Chronic low back pain associated with intervertebral disc degeneration (IVDD) is significantly aggravated in patients with diabetes mellitus (DM); however, the underlying molecular mechanisms remain unclear. This study explored the role of the long non-coding RNA AGEAT (AGE-associated transcript) in the pathogenesis of DM-associated IVDD. Whole-transcriptome sequencing of rat nucleus pulposus cells (NPCs) treated with advanced glycation end products (AGEs) revealed a time-dependent upregulation of AGEAT. AGEAT overexpression induced NPC apoptosis, mitochondrial dysfunction, and extracellular matrix (ECM) degradation. Mechanistically, RNA fluorescence in situ hybridization localized AGEAT to the cytoplasm, where it acted as a competing endogenous RNA (ceRNA) by directly binding miR-204-5p, thereby relieving repression of its target Mapk4. Silencing AGEAT via siRNA significantly reduced apoptosis, restored mitochondrial function, and preserved ECM integrity. In vivo, intra-discal injection of AAV-sh-AGEAT in diabetic IVDD rats significantly improved disc integrity, as evidenced by a reduction in MRI Pfirrmann grade and histological preservation of NPC density and collagen II content.

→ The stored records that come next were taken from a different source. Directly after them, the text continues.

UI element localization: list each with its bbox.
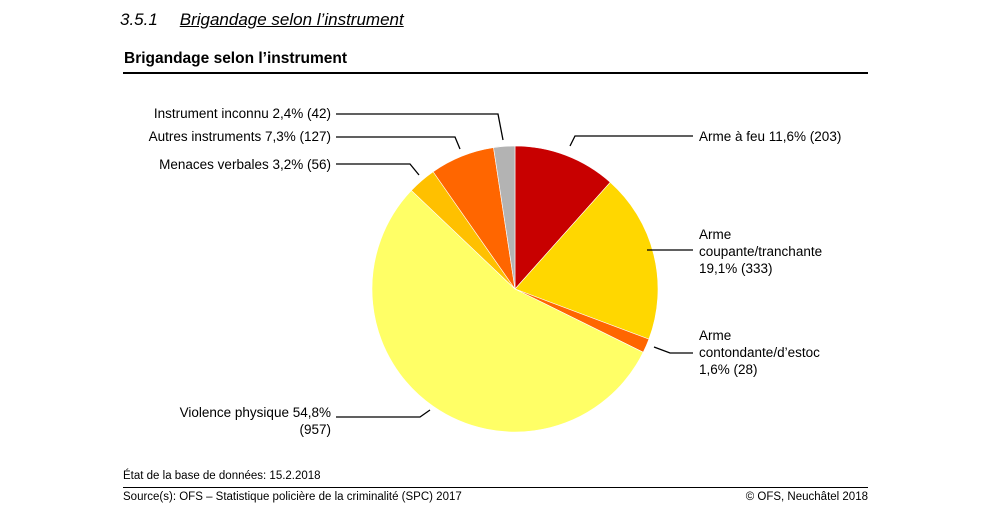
footer-divider <box>123 487 868 488</box>
section-heading: 3.5.1 Brigandage selon l’instrument <box>120 10 404 30</box>
slice-label: Autres instruments 7,3% (127) <box>149 129 331 144</box>
pie-slice <box>514 145 611 290</box>
data-date-note: État de la base de données: 15.2.2018 <box>123 470 321 482</box>
pie-slice <box>493 145 516 290</box>
section-title: Brigandage selon l’instrument <box>179 10 404 29</box>
pie-slice <box>371 190 644 433</box>
title-divider <box>123 72 868 74</box>
leader-line <box>336 409 431 418</box>
slice-label: Arme coupante/tranchante 19,1% (333) <box>699 227 822 276</box>
pie-slice <box>514 181 659 340</box>
leader-line <box>336 163 420 176</box>
copyright-note: © OFS, Neuchâtel 2018 <box>745 491 868 503</box>
slice-label: Arme contondante/d’estoc 1,6% (28) <box>699 328 820 377</box>
source-note: Source(s): OFS – Statistique policière d… <box>123 491 462 503</box>
leader-line <box>569 135 693 147</box>
slice-label: Arme à feu 11,6% (203) <box>699 129 841 144</box>
leader-line <box>336 113 504 141</box>
leader-line <box>653 346 693 354</box>
slice-label: Violence physique 54,8% (957) <box>180 405 331 437</box>
leader-line <box>336 136 461 150</box>
chart-title: Brigandage selon l’instrument <box>124 50 348 67</box>
slice-label: Instrument inconnu 2,4% (42) <box>154 106 331 121</box>
slice-label: Menaces verbales 3,2% (56) <box>159 157 331 172</box>
section-number: 3.5.1 <box>120 10 158 29</box>
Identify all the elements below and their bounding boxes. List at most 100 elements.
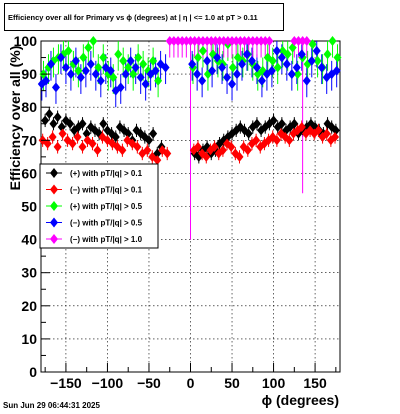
data-point [261,36,270,46]
data-point [43,138,52,149]
y-axis-label: Efficiency over all (%) [7,46,23,191]
data-point [268,55,277,66]
data-point [252,135,261,146]
data-point [149,55,158,66]
data-point [45,108,54,119]
y-tick-label: 20 [21,298,37,314]
data-point [89,36,98,46]
data-point [228,79,237,90]
timestamp-footer: Sun Jun 29 06:44:31 2025 [3,401,100,410]
legend: (+) with pT/|q| > 0.1 (−) with pT/|q| > 0… [39,163,159,249]
data-point [182,36,191,46]
x-axis-label: ϕ (degrees) [262,392,339,408]
data-point [193,52,202,63]
data-point [302,36,311,46]
data-point [272,45,281,56]
legend-marker [50,234,58,244]
data-point [331,125,340,136]
data-point [49,118,58,129]
x-tick-label: 50 [224,375,240,391]
data-point [193,69,202,80]
data-point [133,141,142,152]
data-point [223,36,232,46]
data-point [84,42,93,53]
data-point [202,151,211,162]
data-point [314,125,323,136]
data-point [265,36,274,46]
data-point [73,131,82,142]
data-point [151,65,160,76]
data-point [99,118,108,129]
data-point [283,49,292,60]
data-point [322,128,331,139]
data-point [186,36,195,46]
data-point [237,59,246,70]
data-point [61,62,70,73]
data-point [126,55,135,66]
data-point [308,39,317,50]
data-point [93,145,102,156]
data-point [66,118,75,129]
data-point [96,75,105,86]
data-point [68,138,77,149]
y-tick-label: 50 [21,199,37,215]
data-point [323,49,332,60]
data-point [267,65,276,76]
data-point [116,82,125,93]
data-point [114,49,123,60]
data-point [163,148,172,159]
data-point [228,36,237,46]
legend-marker [50,168,58,178]
data-point [307,55,316,66]
y-tick-label: 30 [21,265,37,281]
x-tick-label: −150 [50,375,82,391]
data-point [149,128,158,139]
data-point [203,55,212,66]
data-point [244,36,253,46]
data-point [312,45,321,56]
data-point [198,75,207,86]
data-point [81,65,90,76]
data-point [79,52,88,63]
data-point [297,122,306,133]
data-point [227,141,236,152]
y-tick-label: 10 [21,331,37,347]
y-tick-label: 40 [21,232,37,248]
legend-marker [50,184,58,195]
data-point [203,36,212,46]
data-point [257,75,266,86]
x-tick-label: 0 [187,375,195,391]
data-point [232,36,241,46]
data-point [78,141,87,152]
data-point [178,36,187,46]
data-point [223,72,232,83]
data-point [290,36,299,46]
data-point [277,52,286,63]
data-point [56,52,65,63]
data-point [240,36,249,46]
y-tick-label: 70 [21,132,37,148]
data-point [244,128,253,139]
data-point [297,49,306,60]
data-point [136,72,145,83]
data-points [37,36,342,166]
data-point [218,145,227,156]
data-point [119,55,128,66]
data-point [91,69,100,80]
data-point [269,115,278,126]
data-point [46,59,55,70]
data-point [66,69,75,80]
data-point [252,62,261,73]
data-point [41,115,50,126]
data-point [88,138,97,149]
data-point [144,135,153,146]
data-point [211,36,220,46]
data-point [328,36,337,46]
data-point [190,36,199,46]
data-point [313,55,322,66]
y-tick-label: 0 [29,364,37,380]
data-point [118,145,127,156]
x-tick-label: −50 [137,375,161,391]
data-point [317,62,326,73]
data-point [48,131,57,142]
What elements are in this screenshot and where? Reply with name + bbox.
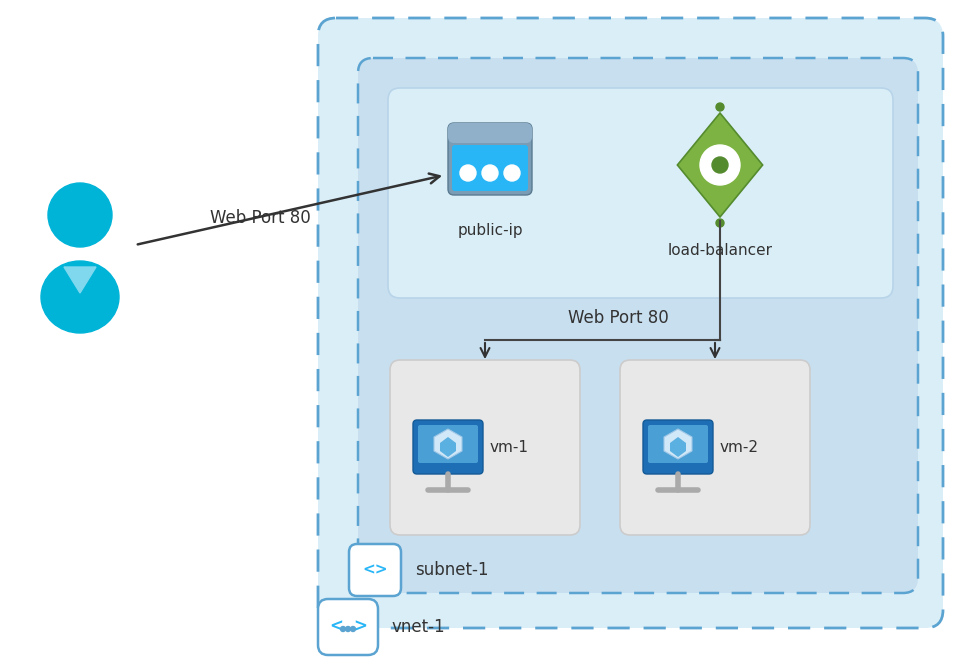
FancyBboxPatch shape bbox=[318, 599, 378, 655]
Text: Web Port 80: Web Port 80 bbox=[209, 209, 310, 227]
FancyBboxPatch shape bbox=[643, 420, 713, 474]
FancyBboxPatch shape bbox=[620, 360, 810, 535]
FancyBboxPatch shape bbox=[318, 18, 943, 628]
Text: load-balancer: load-balancer bbox=[668, 243, 772, 258]
Text: vm-1: vm-1 bbox=[490, 440, 529, 454]
Circle shape bbox=[504, 165, 520, 181]
Polygon shape bbox=[670, 437, 686, 457]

Collectively, these findings establish AGEAT as a key ceRNA that exacerbates diabetic IVDD via the miR-204-5p/Mapk4 axis, promoting NPC apoptosis, mitochondrial dysfunction, and ECM degradation. Targeting this pathway—through AGEAT silencing or miR-204-5p activation—represents a promising therapeutic strategy for mitigating diabetes-associated disc degeneration. This study reveals the critical role of the AGEAT/miR-204-5p/Mapk4 axis in the progression of DM-associated IVDD, suggesting a potential therapeutic strategy for its treatment.